Alabama is promoting the Army’s Redstone Arsenal, a sprawling research and development center just outside Huntsville. The city is also home to NASA’s Marshall Space Flight Center.
“The synergy that exists with the space assets would be the leading reason” for Space Command to be housed in Alabama, said Michael Ward, senior vice president of government and public affairs at the Huntsville-Madison County Chamber of Commerce. “The exceptional quality of life that exists in this region that has resulted in other significant consolidation of activities here would continue to be a natural draw for those Space Force or other such commands.”
Mr. Ward said his county has “been able to do it before and there’s every reason to expect that we could do it again as well as we’ve done it previously.”
Sen. Cory Gardner, Colorado Republican, gave a behind-the-scenes peek at the lobbying underway by telling the Colorado Springs business group last week that he had put in a pitch with President Trump, Vice President Mike Pence and Mr. Shanahan to pick a site in his state. He called the decision a “no-brainer,” The Denver Post reported last week.

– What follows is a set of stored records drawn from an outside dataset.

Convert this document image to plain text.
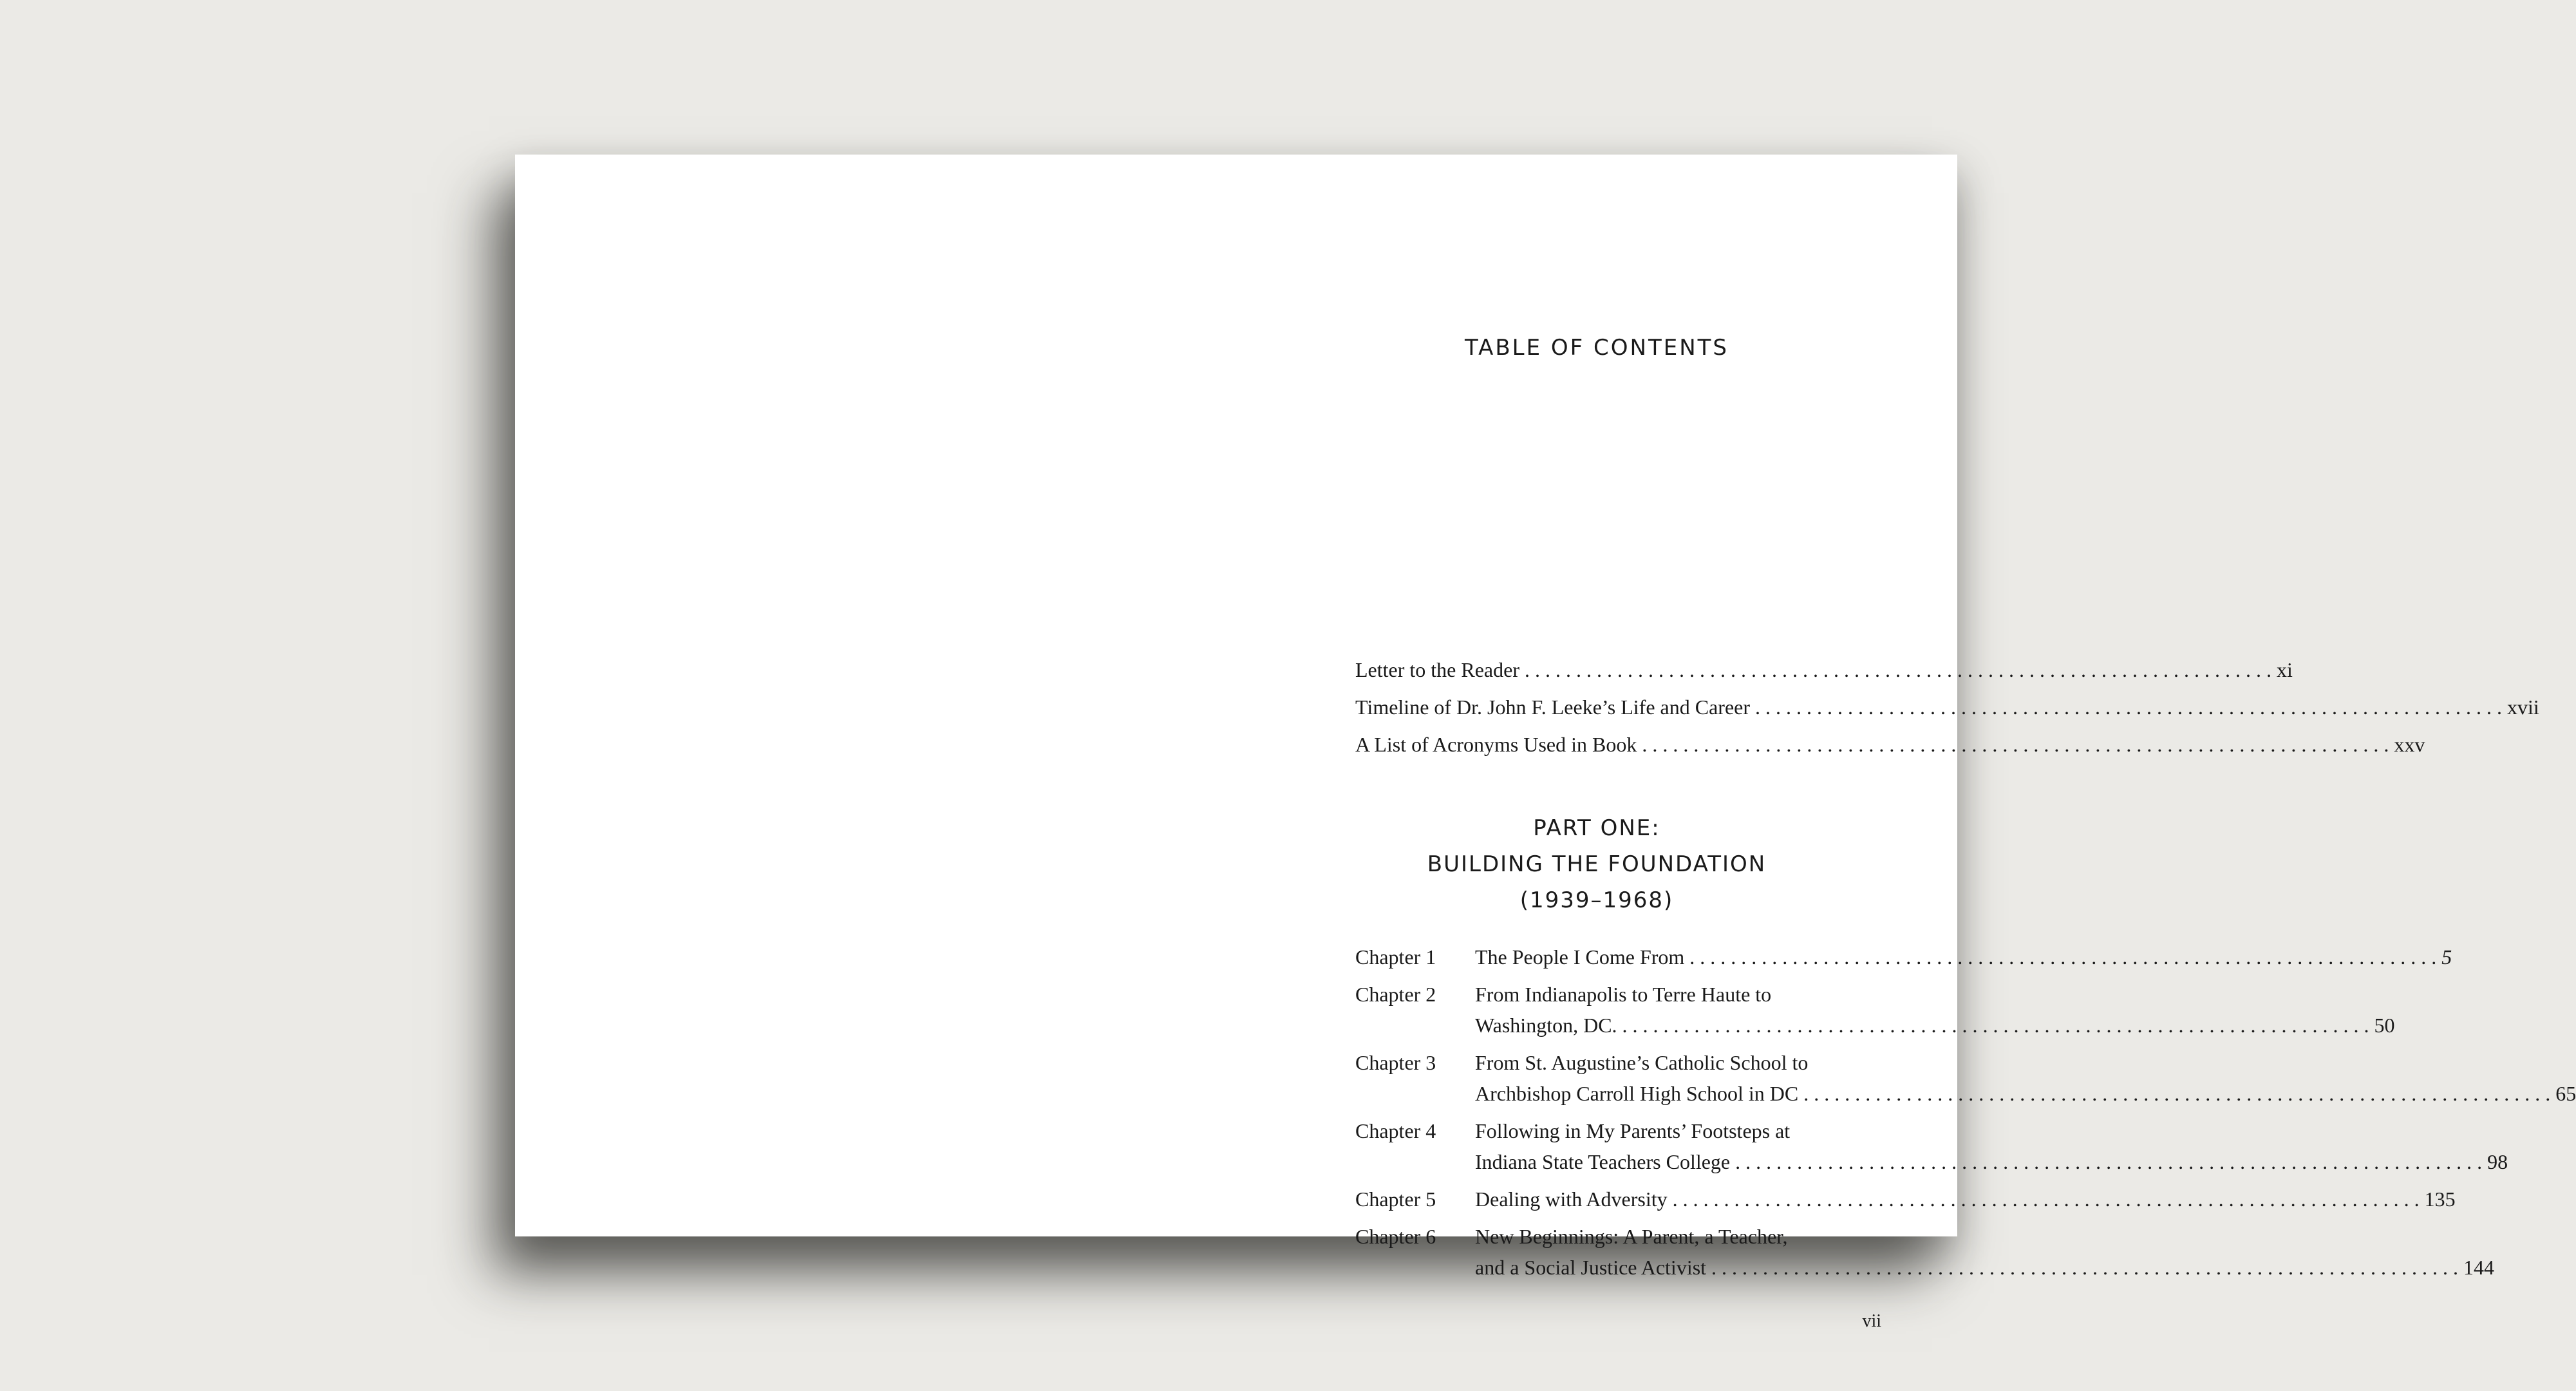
TABLE OF CONTENTS
Letter to the Reader . . .	xi
Timeline of Dr. John F. Leeke’s Life and Career . . .	xvii
A List of Acronyms Used in Book . . .	xxv
PART ONE:
BUILDING THE FOUNDATION
(1939–1968)
Chapter 1	The People I Come From . . .	5
Chapter 2	From Indianapolis to Terre Haute to
Washington, DC. . . .	50
Chapter 3	From St. Augustine’s Catholic School to
Archbishop Carroll High School in DC . . .	65
Chapter 4	Following in My Parents’ Footsteps at
Indiana State Teachers College . . .	98
Chapter 5	Dealing with Adversity . . .	135
Chapter 6	New Beginnings: A Parent, a Teacher,
and a Social Justice Activist . . .	144
vii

Mr. Gardner said Gov. Jared Polis, a Democrat, and lawmakers from both parties are working together to improve the state’s chances of winning the Space Command, though he acknowledged that weighty rivals from the other states on the list are likely doing the same.
“I would never underestimate Richard Shelby,” the Alabama Republican who chairs the Senate Appropriations Committee, Mr. Gardner told the chamber of commerce gathering.